Picture this in your head: the electron wavefunction is sinusoidal function spread over the entire molecule. In the LCAO-MO approach, the molecular orbital wavefunction is approximated as an array of atomic orbitals - each originating on one of the nuclear positions - that blend together. The orbital coefficient reflects the magnitude of contribution of each atomic orbital and can be visualized as the intensity of the wavefunction at the point in space where the nucleus is. So if you can picture in your head what the wavefunction is and how it is spread over the nuclei, you could, in principle draw or specify the relative magnitude of the orbital coefficient.

This is easiest for linear molecules in which the molecular orbital wavefunction is a single dimension function. The upper figure you posted basically tells you how to do this. If you draw the appropriate sin function (the wavefunctions of a 1D particle in a box are basically just sin functions – and make sure they are normalized) on a piece of paper, with the nuclei evenly spread nuclei underneath it, you can use that as a guide to draw how big the atomic orbital should be. The wavefunction extends beyond the terminal positions, keep that in mind.
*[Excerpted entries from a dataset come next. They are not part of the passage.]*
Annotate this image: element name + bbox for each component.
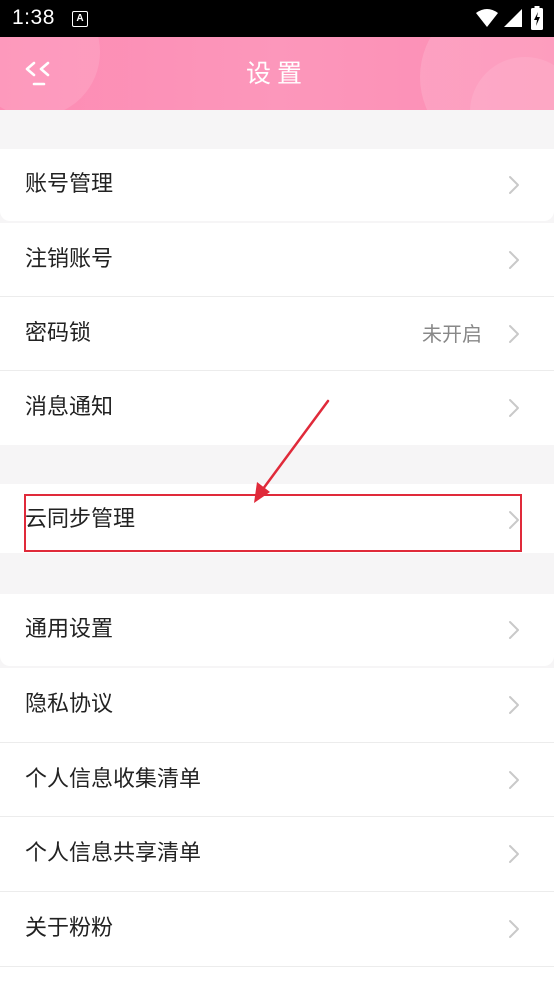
settings-item-label: 云同步管理 xyxy=(25,507,136,532)
settings-group-general: 通用设置 xyxy=(0,594,554,666)
settings-group-security: 注销账号 密码锁 未开启 消息通知 xyxy=(0,223,554,445)
chevron-right-icon xyxy=(508,844,520,864)
chevron-right-icon xyxy=(508,250,520,270)
status-time: 1:38 xyxy=(12,6,55,29)
chevron-right-icon xyxy=(508,510,520,530)
settings-item-label: 隐私协议 xyxy=(25,692,114,717)
settings-item-account-management[interactable]: 账号管理 xyxy=(0,149,554,221)
settings-item-info-sharing-list[interactable]: 个人信息共享清单 xyxy=(0,817,554,891)
settings-item-label: 账号管理 xyxy=(25,172,114,197)
settings-item-cloud-sync[interactable]: 云同步管理 xyxy=(0,484,554,553)
settings-group-account: 账号管理 xyxy=(0,149,554,221)
back-button[interactable] xyxy=(20,57,64,93)
chevron-right-icon xyxy=(508,175,520,195)
signal-icon xyxy=(503,8,523,32)
chevron-right-icon xyxy=(508,770,520,790)
settings-item-notifications[interactable]: 消息通知 xyxy=(0,371,554,445)
chevron-right-icon xyxy=(508,919,520,939)
settings-group-privacy: 隐私协议 个人信息收集清单 个人信息共享清单 关于粉粉 xyxy=(0,668,554,984)
settings-item-label: 关于粉粉 xyxy=(25,916,114,941)
chevron-right-icon xyxy=(508,398,520,418)
app-header: 设置 xyxy=(0,37,554,110)
settings-item-label: 通用设置 xyxy=(25,617,114,642)
password-lock-status: 未开启 xyxy=(422,322,482,346)
notification-a-icon: A xyxy=(72,11,88,27)
battery-charging-icon xyxy=(531,6,543,34)
chevron-right-icon xyxy=(508,695,520,715)
settings-group-cloud: 云同步管理 xyxy=(0,484,554,553)
wifi-icon xyxy=(476,8,498,32)
settings-item-label: 密码锁 xyxy=(25,321,92,346)
settings-item-delete-account[interactable]: 注销账号 xyxy=(0,223,554,297)
chevron-right-icon xyxy=(508,324,520,344)
settings-item-password-lock[interactable]: 密码锁 未开启 xyxy=(0,297,554,371)
settings-item-label: 个人信息收集清单 xyxy=(25,767,202,792)
status-bar: 1:38 A xyxy=(0,0,554,37)
settings-item-about[interactable]: 关于粉粉 xyxy=(0,892,554,966)
chevron-right-icon xyxy=(508,620,520,640)
settings-item-label: 消息通知 xyxy=(25,395,114,420)
settings-item-label: 个人信息共享清单 xyxy=(25,841,202,866)
divider xyxy=(0,966,554,967)
settings-item-general-settings[interactable]: 通用设置 xyxy=(0,594,554,666)
settings-item-info-collection-list[interactable]: 个人信息收集清单 xyxy=(0,743,554,817)
double-chevron-left-icon xyxy=(20,61,64,97)
settings-item-privacy-policy[interactable]: 隐私协议 xyxy=(0,668,554,742)
settings-item-label: 注销账号 xyxy=(25,247,114,272)
page-title: 设置 xyxy=(245,59,308,88)
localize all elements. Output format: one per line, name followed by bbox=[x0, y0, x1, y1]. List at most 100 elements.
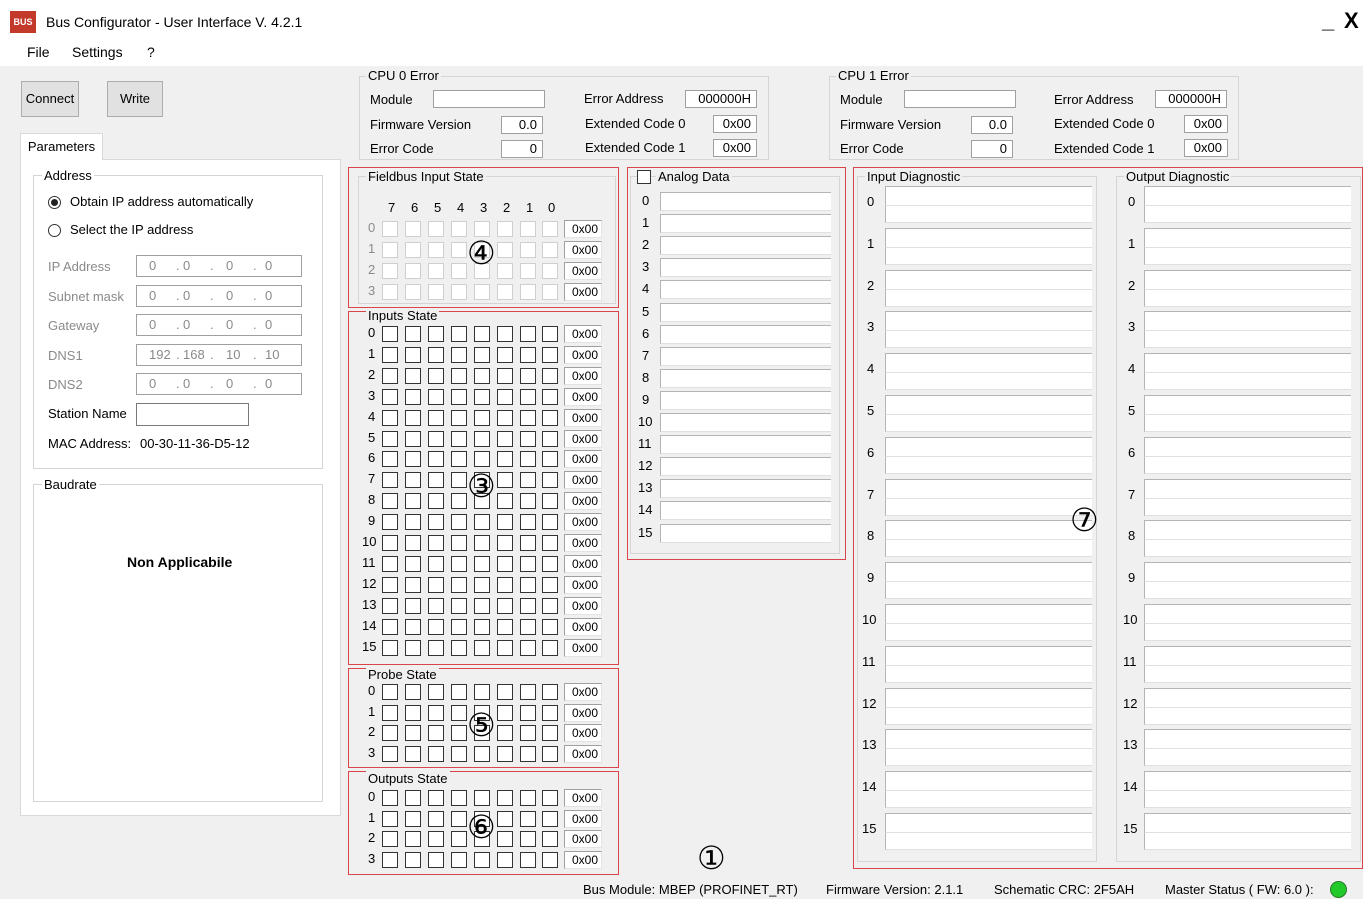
inputs-bit-checkbox[interactable] bbox=[382, 367, 398, 384]
inputs-bit-checkbox[interactable] bbox=[451, 639, 467, 656]
inputs-bit-checkbox[interactable] bbox=[428, 367, 444, 384]
inputs-bit-checkbox[interactable] bbox=[542, 639, 558, 656]
inputs-bit-checkbox[interactable] bbox=[428, 409, 444, 426]
probe-bit-checkbox[interactable] bbox=[382, 684, 398, 700]
inputs-bit-checkbox[interactable] bbox=[382, 535, 398, 551]
inputs-bit-checkbox[interactable] bbox=[542, 346, 558, 363]
probe-bit-checkbox[interactable] bbox=[428, 684, 444, 700]
inputs-bit-checkbox[interactable] bbox=[428, 493, 444, 510]
inputs-bit-checkbox[interactable] bbox=[382, 618, 398, 635]
inputs-bit-checkbox[interactable] bbox=[542, 493, 558, 510]
probe-bit-checkbox[interactable] bbox=[451, 704, 467, 721]
inputs-bit-checkbox[interactable] bbox=[474, 597, 490, 614]
outputs-bit-checkbox[interactable] bbox=[497, 790, 513, 806]
inputs-bit-checkbox[interactable] bbox=[428, 555, 444, 572]
inputs-bit-checkbox[interactable] bbox=[474, 430, 490, 447]
menu-file[interactable]: File bbox=[27, 44, 50, 60]
inputs-bit-checkbox[interactable] bbox=[428, 451, 444, 468]
inputs-bit-checkbox[interactable] bbox=[428, 639, 444, 656]
inputs-bit-checkbox[interactable] bbox=[542, 555, 558, 572]
outputs-bit-checkbox[interactable] bbox=[474, 852, 490, 869]
inputs-bit-checkbox[interactable] bbox=[382, 472, 398, 489]
inputs-bit-checkbox[interactable] bbox=[497, 555, 513, 572]
probe-bit-checkbox[interactable] bbox=[520, 684, 536, 700]
inputs-bit-checkbox[interactable] bbox=[382, 514, 398, 531]
inputs-bit-checkbox[interactable] bbox=[474, 346, 490, 363]
probe-bit-checkbox[interactable] bbox=[520, 725, 536, 742]
inputs-bit-checkbox[interactable] bbox=[451, 493, 467, 510]
probe-bit-checkbox[interactable] bbox=[405, 746, 421, 763]
inputs-bit-checkbox[interactable] bbox=[405, 430, 421, 447]
inputs-bit-checkbox[interactable] bbox=[497, 346, 513, 363]
outputs-bit-checkbox[interactable] bbox=[405, 852, 421, 869]
inputs-bit-checkbox[interactable] bbox=[520, 367, 536, 384]
tab-parameters[interactable]: Parameters bbox=[20, 133, 103, 160]
probe-bit-checkbox[interactable] bbox=[474, 746, 490, 763]
inputs-bit-checkbox[interactable] bbox=[542, 409, 558, 426]
inputs-bit-checkbox[interactable] bbox=[428, 514, 444, 531]
inputs-bit-checkbox[interactable] bbox=[520, 409, 536, 426]
outputs-bit-checkbox[interactable] bbox=[542, 810, 558, 827]
inputs-bit-checkbox[interactable] bbox=[520, 493, 536, 510]
outputs-bit-checkbox[interactable] bbox=[405, 810, 421, 827]
outputs-bit-checkbox[interactable] bbox=[474, 790, 490, 806]
probe-bit-checkbox[interactable] bbox=[405, 725, 421, 742]
outputs-bit-checkbox[interactable] bbox=[428, 852, 444, 869]
probe-bit-checkbox[interactable] bbox=[542, 725, 558, 742]
inputs-bit-checkbox[interactable] bbox=[405, 639, 421, 656]
probe-bit-checkbox[interactable] bbox=[542, 704, 558, 721]
inputs-bit-checkbox[interactable] bbox=[474, 535, 490, 551]
inputs-bit-checkbox[interactable] bbox=[497, 597, 513, 614]
probe-bit-checkbox[interactable] bbox=[542, 746, 558, 763]
gateway-input[interactable]: 0.0.0.0 bbox=[136, 314, 302, 336]
inputs-bit-checkbox[interactable] bbox=[382, 346, 398, 363]
outputs-bit-checkbox[interactable] bbox=[451, 790, 467, 806]
analog-data-checkbox[interactable] bbox=[637, 170, 651, 184]
outputs-bit-checkbox[interactable] bbox=[542, 852, 558, 869]
ip-address-input[interactable]: 0.0.0.0 bbox=[136, 255, 302, 277]
probe-bit-checkbox[interactable] bbox=[382, 704, 398, 721]
dns1-input[interactable]: 192. 168. 10. 10 bbox=[136, 344, 302, 366]
inputs-bit-checkbox[interactable] bbox=[520, 639, 536, 656]
probe-bit-checkbox[interactable] bbox=[542, 684, 558, 700]
inputs-bit-checkbox[interactable] bbox=[497, 451, 513, 468]
minimize-button[interactable]: _ bbox=[1322, 8, 1334, 34]
inputs-bit-checkbox[interactable] bbox=[542, 388, 558, 405]
dns2-input[interactable]: 0.0.0.0 bbox=[136, 373, 302, 395]
inputs-bit-checkbox[interactable] bbox=[428, 576, 444, 593]
probe-bit-checkbox[interactable] bbox=[451, 746, 467, 763]
outputs-bit-checkbox[interactable] bbox=[405, 831, 421, 848]
inputs-bit-checkbox[interactable] bbox=[405, 367, 421, 384]
inputs-bit-checkbox[interactable] bbox=[520, 346, 536, 363]
inputs-bit-checkbox[interactable] bbox=[382, 493, 398, 510]
inputs-bit-checkbox[interactable] bbox=[542, 535, 558, 551]
outputs-bit-checkbox[interactable] bbox=[497, 810, 513, 827]
inputs-bit-checkbox[interactable] bbox=[542, 597, 558, 614]
subnet-mask-input[interactable]: 0.0.0.0 bbox=[136, 285, 302, 307]
inputs-bit-checkbox[interactable] bbox=[382, 451, 398, 468]
inputs-bit-checkbox[interactable] bbox=[405, 451, 421, 468]
inputs-bit-checkbox[interactable] bbox=[474, 409, 490, 426]
inputs-bit-checkbox[interactable] bbox=[382, 597, 398, 614]
station-name-input[interactable] bbox=[136, 403, 249, 426]
inputs-bit-checkbox[interactable] bbox=[405, 472, 421, 489]
inputs-bit-checkbox[interactable] bbox=[474, 639, 490, 656]
close-button[interactable]: X bbox=[1344, 8, 1359, 34]
inputs-bit-checkbox[interactable] bbox=[428, 326, 444, 342]
inputs-bit-checkbox[interactable] bbox=[497, 639, 513, 656]
inputs-bit-checkbox[interactable] bbox=[497, 514, 513, 531]
inputs-bit-checkbox[interactable] bbox=[405, 326, 421, 342]
inputs-bit-checkbox[interactable] bbox=[428, 618, 444, 635]
inputs-bit-checkbox[interactable] bbox=[520, 576, 536, 593]
inputs-bit-checkbox[interactable] bbox=[474, 326, 490, 342]
inputs-bit-checkbox[interactable] bbox=[451, 430, 467, 447]
outputs-bit-checkbox[interactable] bbox=[428, 831, 444, 848]
probe-bit-checkbox[interactable] bbox=[382, 725, 398, 742]
inputs-bit-checkbox[interactable] bbox=[542, 514, 558, 531]
outputs-bit-checkbox[interactable] bbox=[520, 852, 536, 869]
outputs-bit-checkbox[interactable] bbox=[497, 831, 513, 848]
inputs-bit-checkbox[interactable] bbox=[520, 514, 536, 531]
inputs-bit-checkbox[interactable] bbox=[451, 535, 467, 551]
probe-bit-checkbox[interactable] bbox=[428, 725, 444, 742]
inputs-bit-checkbox[interactable] bbox=[497, 388, 513, 405]
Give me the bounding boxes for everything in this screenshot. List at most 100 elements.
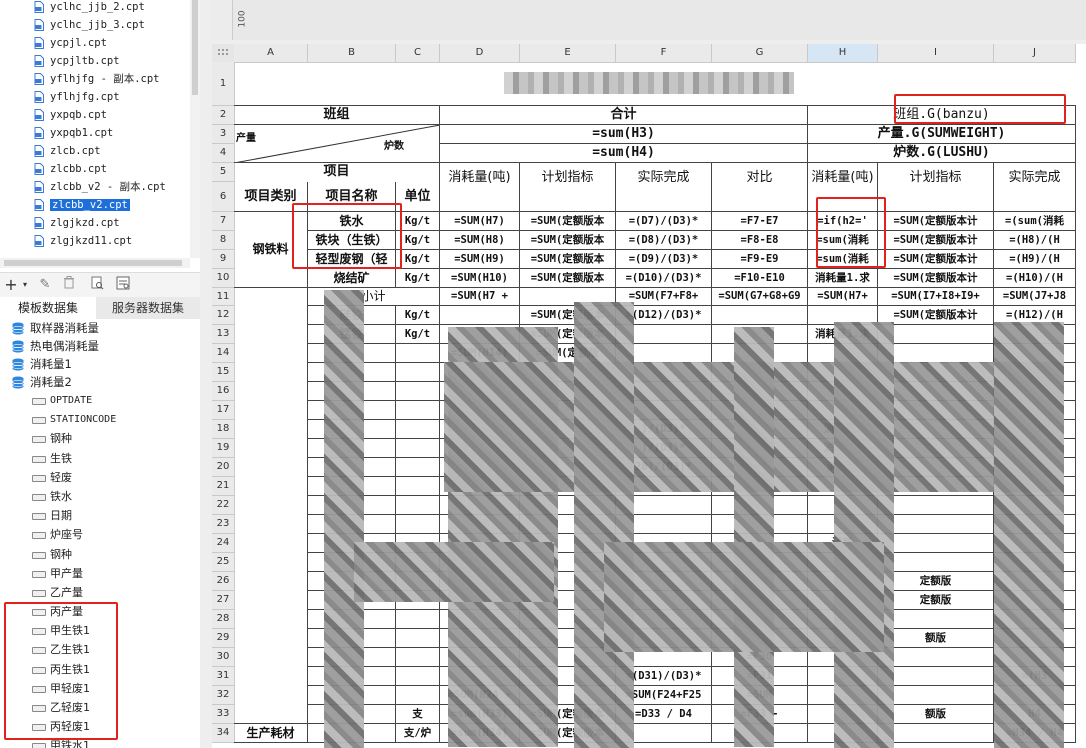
cell-j10[interactable]: =(H10)/(H	[994, 269, 1076, 288]
cell-i27[interactable]: 定额版	[878, 591, 994, 610]
cell-g5[interactable]: 对比	[712, 163, 808, 212]
cell[interactable]	[396, 667, 440, 686]
field-item[interactable]: 生铁	[0, 449, 200, 468]
dataset-parameters-icon[interactable]	[114, 276, 132, 294]
cell-b2[interactable]: 班组	[234, 106, 440, 125]
dataset-item[interactable]: 消耗量1	[0, 355, 200, 373]
file-item[interactable]: yflhjfg - 副本.cpt	[0, 70, 190, 88]
cell[interactable]	[878, 496, 994, 515]
cell-f7[interactable]: =(D7)/(D3)*	[616, 212, 712, 231]
field-item[interactable]: OPTDATE	[0, 391, 200, 410]
cell-h10[interactable]: 消耗量1.求	[808, 269, 878, 288]
cell[interactable]	[396, 610, 440, 629]
cell-f5[interactable]: 实际完成	[616, 163, 712, 212]
file-item[interactable]: zlcbb.cpt	[0, 160, 190, 178]
cell-i26[interactable]: 定额版	[878, 572, 994, 591]
column-header[interactable]: G	[712, 44, 808, 63]
cell-i12[interactable]: =SUM(定额版本计	[878, 306, 994, 325]
chevron-down-icon[interactable]: ▾	[16, 276, 34, 294]
row-header[interactable]: 17	[212, 401, 235, 420]
cell-g8[interactable]: =F8-E8	[712, 231, 808, 250]
file-item[interactable]: zlgjkzd.cpt	[0, 214, 190, 232]
cell[interactable]	[396, 496, 440, 515]
row-header[interactable]: 24	[212, 534, 235, 553]
cell[interactable]	[878, 325, 994, 344]
column-header[interactable]: A	[234, 44, 308, 63]
field-item[interactable]: 甲铁水1	[0, 736, 200, 748]
field-item[interactable]: 钢种	[0, 545, 200, 564]
cell[interactable]	[396, 515, 440, 534]
row-header[interactable]: 18	[212, 420, 235, 439]
cell-c12[interactable]: Kg/t	[396, 306, 440, 325]
column-header[interactable]: B	[308, 44, 396, 63]
file-item[interactable]: yxpqb.cpt	[0, 106, 190, 124]
row-header[interactable]: 4	[212, 144, 235, 163]
cell[interactable]: 产量 炉数	[234, 125, 440, 163]
cell-e9[interactable]: =SUM(定额版本	[520, 250, 616, 269]
cell-e4[interactable]: =sum(H4)	[440, 144, 808, 163]
field-item[interactable]: STATIONCODE	[0, 410, 200, 429]
field-item[interactable]: 丙产量	[0, 602, 200, 621]
cell-c6[interactable]: 单位	[396, 182, 440, 212]
row-header[interactable]: 2	[212, 106, 235, 125]
cell[interactable]	[878, 344, 994, 363]
cell[interactable]	[878, 610, 994, 629]
row-header[interactable]: 11	[212, 288, 235, 306]
row-header[interactable]: 31	[212, 667, 235, 686]
file-list-vertical-scrollbar[interactable]	[190, 0, 200, 258]
cell[interactable]	[878, 648, 994, 667]
spreadsheet-grid[interactable]: ABCDEFGHIJ 1 2 3 4 5 6 7 8 9 10 11 12 13 14 15 16 17 18 19…	[212, 44, 1086, 748]
field-item[interactable]: 乙轻废1	[0, 698, 200, 717]
cell[interactable]	[396, 363, 440, 382]
cell-c7[interactable]: Kg/t	[396, 212, 440, 231]
field-item[interactable]: 钢种	[0, 429, 200, 448]
row-header[interactable]: 22	[212, 496, 235, 515]
scrollbar-thumb[interactable]	[192, 0, 198, 95]
edit-pencil-icon[interactable]: ✎	[36, 276, 54, 294]
column-header[interactable]: F	[616, 44, 712, 63]
cell-j11[interactable]: =SUM(J7+J8	[994, 288, 1076, 306]
cell-b5[interactable]: 项目	[234, 163, 440, 182]
row-header[interactable]: 30	[212, 648, 235, 667]
row-header[interactable]: 27	[212, 591, 235, 610]
cell[interactable]	[396, 648, 440, 667]
cell-c13[interactable]: Kg/t	[396, 325, 440, 344]
row-header[interactable]: 15	[212, 363, 235, 382]
grid-corner[interactable]	[212, 44, 235, 63]
row-header[interactable]: 29	[212, 629, 235, 648]
cell-i2[interactable]: 班组.G(banzu)	[808, 106, 1076, 125]
cell-g10[interactable]: =F10-E10	[712, 269, 808, 288]
cell-g11[interactable]: =SUM(G7+G8+G9	[712, 288, 808, 306]
field-item[interactable]: 甲产量	[0, 564, 200, 583]
row-header[interactable]: 10	[212, 269, 235, 288]
cell-h8[interactable]: =sum(消耗	[808, 231, 878, 250]
cell-d9[interactable]: =SUM(H9)	[440, 250, 520, 269]
cell-i8[interactable]: =SUM(定额版本计	[878, 231, 994, 250]
cell-i11[interactable]: =SUM(I7+I8+I9+	[878, 288, 994, 306]
cell[interactable]	[396, 401, 440, 420]
cell[interactable]	[440, 306, 520, 325]
file-item[interactable]: yclhc_jjb_3.cpt	[0, 16, 190, 34]
file-item[interactable]: zlcbb_v2 - 副本.cpt	[0, 178, 190, 196]
column-header[interactable]: C	[396, 44, 440, 63]
row-header[interactable]: 6	[212, 182, 235, 212]
cell-e10[interactable]: =SUM(定额版本	[520, 269, 616, 288]
row-header[interactable]: 33	[212, 705, 235, 724]
field-item[interactable]: 炉座号	[0, 525, 200, 544]
cell-e2[interactable]: 合计	[440, 106, 808, 125]
cell[interactable]	[878, 553, 994, 572]
cell-i29[interactable]: 额版	[878, 629, 994, 648]
cell-b7[interactable]: 铁水	[308, 212, 396, 231]
cell-d10[interactable]: =SUM(H10)	[440, 269, 520, 288]
dataset-item[interactable]: 消耗量2	[0, 373, 200, 391]
cell-b10[interactable]: 烧结矿	[308, 269, 396, 288]
cell[interactable]	[396, 344, 440, 363]
preview-dataset-icon[interactable]	[88, 276, 106, 294]
row-header[interactable]: 28	[212, 610, 235, 629]
cell-d11[interactable]: =SUM(H7 +	[440, 288, 520, 306]
cell[interactable]	[396, 477, 440, 496]
field-item[interactable]: 丙生铁1	[0, 660, 200, 679]
cell-c8[interactable]: Kg/t	[396, 231, 440, 250]
cell[interactable]	[396, 458, 440, 477]
cell-h9[interactable]: =sum(消耗	[808, 250, 878, 269]
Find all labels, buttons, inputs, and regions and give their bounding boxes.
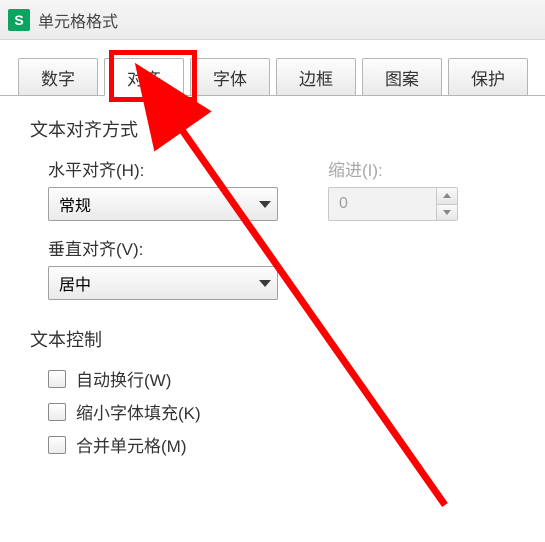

No math required, assuming you know how to draw a sin function well. (You can even quantify it using the equation provided there – note that you cannot just use vanilla sin functions to do this; there is a coefficient out front that arises due to the requirement that wavefunctions – and orbital coefficients – be normalized.)

This becomes quite a bit more difficult with nonlinear systems, in which the molecular wavefunctions are two dimensional and more complicated in form – although in principle the same idea holds.

However, this does all kind of miss the point that there is no one right set of orbital coefficients. The orbital coefficients are tied to the energy eigenvalues and the approximations one makes to the integrals mentioned in the earlier post. If you change those, the orbital coefficients can change quite a bit in magnitude.

(Apologies for the deleting an earlier post. I wasn’t satisfied with my original response.)